Since women are less likely to get health insurance through their work than men, the ban on gender rating for individuals is important. Many states currently allow insurance companies to take an individual’s gender into account when calculating premiums. Furthermore, a survey by the National Women’s Law Center found that the vast majority of insurance policies on the individual market did not cover maternity care. Under the ACA, maternity care will be considered an essential health benefit that plans will be required to cover. Pregnancy will no longer be considered a “pre-existing condition” under the act.

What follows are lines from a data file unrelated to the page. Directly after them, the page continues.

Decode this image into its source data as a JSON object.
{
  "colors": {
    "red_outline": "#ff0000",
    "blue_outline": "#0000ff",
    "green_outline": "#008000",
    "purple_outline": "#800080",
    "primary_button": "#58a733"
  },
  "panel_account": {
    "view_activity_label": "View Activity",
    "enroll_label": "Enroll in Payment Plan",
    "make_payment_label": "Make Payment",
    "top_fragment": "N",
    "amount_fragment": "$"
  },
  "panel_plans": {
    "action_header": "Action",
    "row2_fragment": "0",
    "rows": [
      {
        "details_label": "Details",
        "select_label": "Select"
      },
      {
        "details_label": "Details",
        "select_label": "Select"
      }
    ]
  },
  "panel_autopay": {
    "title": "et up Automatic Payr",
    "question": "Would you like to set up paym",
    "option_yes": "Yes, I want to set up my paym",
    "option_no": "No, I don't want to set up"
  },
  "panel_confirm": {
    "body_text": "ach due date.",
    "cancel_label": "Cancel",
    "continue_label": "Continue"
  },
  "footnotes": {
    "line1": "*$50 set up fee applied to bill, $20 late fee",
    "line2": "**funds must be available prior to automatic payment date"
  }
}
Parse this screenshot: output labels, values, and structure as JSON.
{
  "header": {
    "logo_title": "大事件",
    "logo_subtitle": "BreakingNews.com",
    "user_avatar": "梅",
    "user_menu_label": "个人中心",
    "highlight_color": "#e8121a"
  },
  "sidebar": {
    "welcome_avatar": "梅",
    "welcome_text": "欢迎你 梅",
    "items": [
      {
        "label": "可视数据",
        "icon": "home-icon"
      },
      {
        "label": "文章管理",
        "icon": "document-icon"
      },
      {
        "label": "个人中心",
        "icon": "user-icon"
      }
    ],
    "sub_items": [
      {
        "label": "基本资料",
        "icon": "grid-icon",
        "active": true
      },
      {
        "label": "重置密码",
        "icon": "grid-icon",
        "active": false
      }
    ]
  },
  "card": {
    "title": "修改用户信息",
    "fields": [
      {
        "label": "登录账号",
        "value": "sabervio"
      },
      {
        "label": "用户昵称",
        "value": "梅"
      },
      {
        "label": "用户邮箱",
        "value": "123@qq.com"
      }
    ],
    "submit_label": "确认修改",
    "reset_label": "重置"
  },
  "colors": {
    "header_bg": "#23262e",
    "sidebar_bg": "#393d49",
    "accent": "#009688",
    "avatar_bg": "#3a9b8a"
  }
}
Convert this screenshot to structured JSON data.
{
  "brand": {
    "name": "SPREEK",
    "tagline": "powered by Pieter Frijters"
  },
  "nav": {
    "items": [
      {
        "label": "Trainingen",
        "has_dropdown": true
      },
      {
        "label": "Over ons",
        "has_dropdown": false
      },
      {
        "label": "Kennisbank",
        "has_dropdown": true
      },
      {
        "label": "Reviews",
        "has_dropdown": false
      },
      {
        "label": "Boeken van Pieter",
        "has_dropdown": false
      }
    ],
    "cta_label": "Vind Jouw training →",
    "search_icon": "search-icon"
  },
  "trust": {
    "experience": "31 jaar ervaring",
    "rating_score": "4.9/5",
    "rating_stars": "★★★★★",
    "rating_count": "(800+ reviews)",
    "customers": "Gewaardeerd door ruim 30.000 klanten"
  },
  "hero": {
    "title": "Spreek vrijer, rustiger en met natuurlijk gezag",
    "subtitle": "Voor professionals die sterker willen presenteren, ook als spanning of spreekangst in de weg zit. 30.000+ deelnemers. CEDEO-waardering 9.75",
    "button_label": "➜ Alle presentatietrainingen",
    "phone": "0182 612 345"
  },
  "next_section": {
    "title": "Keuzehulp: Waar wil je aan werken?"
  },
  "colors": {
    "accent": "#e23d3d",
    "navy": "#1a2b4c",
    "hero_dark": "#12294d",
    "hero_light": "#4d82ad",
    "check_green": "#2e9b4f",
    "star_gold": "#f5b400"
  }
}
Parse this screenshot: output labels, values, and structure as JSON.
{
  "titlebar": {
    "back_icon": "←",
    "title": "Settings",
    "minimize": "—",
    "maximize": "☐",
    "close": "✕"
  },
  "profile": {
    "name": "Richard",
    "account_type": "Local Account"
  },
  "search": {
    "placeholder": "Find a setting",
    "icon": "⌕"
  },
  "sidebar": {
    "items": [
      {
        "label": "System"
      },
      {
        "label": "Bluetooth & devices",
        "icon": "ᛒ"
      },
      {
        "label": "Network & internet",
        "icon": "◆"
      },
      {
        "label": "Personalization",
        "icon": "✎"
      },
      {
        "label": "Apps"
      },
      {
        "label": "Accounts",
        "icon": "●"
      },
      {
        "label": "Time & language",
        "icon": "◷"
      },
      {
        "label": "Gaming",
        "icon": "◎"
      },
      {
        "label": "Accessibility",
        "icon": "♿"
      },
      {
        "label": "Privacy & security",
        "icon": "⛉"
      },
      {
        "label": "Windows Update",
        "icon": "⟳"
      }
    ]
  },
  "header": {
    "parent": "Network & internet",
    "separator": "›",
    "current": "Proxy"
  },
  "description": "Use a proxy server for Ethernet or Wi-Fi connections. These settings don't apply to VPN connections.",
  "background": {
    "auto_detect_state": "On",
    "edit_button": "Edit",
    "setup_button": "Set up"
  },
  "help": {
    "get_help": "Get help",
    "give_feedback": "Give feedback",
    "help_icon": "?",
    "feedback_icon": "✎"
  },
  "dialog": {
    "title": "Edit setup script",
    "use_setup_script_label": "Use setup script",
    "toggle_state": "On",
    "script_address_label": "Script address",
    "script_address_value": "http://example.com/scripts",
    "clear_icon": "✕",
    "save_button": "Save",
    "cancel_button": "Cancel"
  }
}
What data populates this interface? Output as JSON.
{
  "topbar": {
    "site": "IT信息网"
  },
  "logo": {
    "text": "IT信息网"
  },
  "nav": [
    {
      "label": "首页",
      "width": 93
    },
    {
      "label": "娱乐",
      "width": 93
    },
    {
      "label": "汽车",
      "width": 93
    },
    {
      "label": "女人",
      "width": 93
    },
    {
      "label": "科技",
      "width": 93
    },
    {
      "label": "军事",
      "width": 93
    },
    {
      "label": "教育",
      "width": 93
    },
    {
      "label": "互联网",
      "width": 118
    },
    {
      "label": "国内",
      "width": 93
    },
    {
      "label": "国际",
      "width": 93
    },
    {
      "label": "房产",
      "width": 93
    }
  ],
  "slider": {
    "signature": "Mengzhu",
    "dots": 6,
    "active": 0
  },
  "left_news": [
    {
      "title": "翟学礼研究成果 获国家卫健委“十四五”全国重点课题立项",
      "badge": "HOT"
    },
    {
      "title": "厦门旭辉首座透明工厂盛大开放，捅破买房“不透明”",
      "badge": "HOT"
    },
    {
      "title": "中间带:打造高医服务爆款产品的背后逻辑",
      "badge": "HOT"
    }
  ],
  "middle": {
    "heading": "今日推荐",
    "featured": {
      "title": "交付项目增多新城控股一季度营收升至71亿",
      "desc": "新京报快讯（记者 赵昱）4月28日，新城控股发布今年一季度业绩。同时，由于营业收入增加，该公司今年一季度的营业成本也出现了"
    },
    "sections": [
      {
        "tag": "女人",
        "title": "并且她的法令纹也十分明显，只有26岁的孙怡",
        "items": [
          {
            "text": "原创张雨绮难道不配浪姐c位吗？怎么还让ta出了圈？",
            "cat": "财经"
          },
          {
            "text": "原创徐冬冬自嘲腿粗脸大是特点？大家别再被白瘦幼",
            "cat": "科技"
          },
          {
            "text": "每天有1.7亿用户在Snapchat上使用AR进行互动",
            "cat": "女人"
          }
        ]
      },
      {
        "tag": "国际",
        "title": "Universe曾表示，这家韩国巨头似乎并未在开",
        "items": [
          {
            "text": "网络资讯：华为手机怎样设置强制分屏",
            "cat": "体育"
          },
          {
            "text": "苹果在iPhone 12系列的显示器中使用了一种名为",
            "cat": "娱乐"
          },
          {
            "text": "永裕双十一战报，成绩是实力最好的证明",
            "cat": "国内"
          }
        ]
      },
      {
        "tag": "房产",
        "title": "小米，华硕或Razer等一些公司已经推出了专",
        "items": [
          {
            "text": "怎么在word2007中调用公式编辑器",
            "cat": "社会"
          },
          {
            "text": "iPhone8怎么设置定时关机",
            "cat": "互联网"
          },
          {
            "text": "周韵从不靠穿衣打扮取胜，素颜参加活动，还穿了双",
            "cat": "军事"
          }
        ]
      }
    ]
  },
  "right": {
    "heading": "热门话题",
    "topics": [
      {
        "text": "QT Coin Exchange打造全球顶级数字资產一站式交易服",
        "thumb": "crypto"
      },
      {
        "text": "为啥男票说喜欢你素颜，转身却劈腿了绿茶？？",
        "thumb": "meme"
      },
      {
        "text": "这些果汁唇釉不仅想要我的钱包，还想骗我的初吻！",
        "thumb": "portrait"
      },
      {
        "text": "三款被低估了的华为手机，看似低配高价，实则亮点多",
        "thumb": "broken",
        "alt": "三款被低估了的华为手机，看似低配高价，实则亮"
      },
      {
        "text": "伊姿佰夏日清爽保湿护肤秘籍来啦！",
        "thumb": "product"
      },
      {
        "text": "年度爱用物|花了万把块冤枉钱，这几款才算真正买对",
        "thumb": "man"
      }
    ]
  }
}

Abortion has been one of the major issues during the health care reform debates. Insurance coverage of abortion at the federal level has not been banned, however the ACA explicitly allows states to ban private insurance coverage of abortion. Currently 14 states (Arizona, Florida, Idaho, Indiana, Kansas, Louisiana, Mississippi, Missouri, Nebraska, Ohio, Oklahoma, Tennessee, Utah, and Virginia) have laws prohibiting the coverage of abortion in state insurance exchanges to the ACA. According to the NWLC, “Since most insurance plans cover abortion, bans on insurance coverage of abortion represent a radical departure from the status quo that will result in women losing benefits they currently have.”
Health care equality for women is an issue that requires reform no matter what the decision on the constitutionality of the Affordable Care Act. Whether or not the act is a necessary component to promoting these changes is yet to be seen.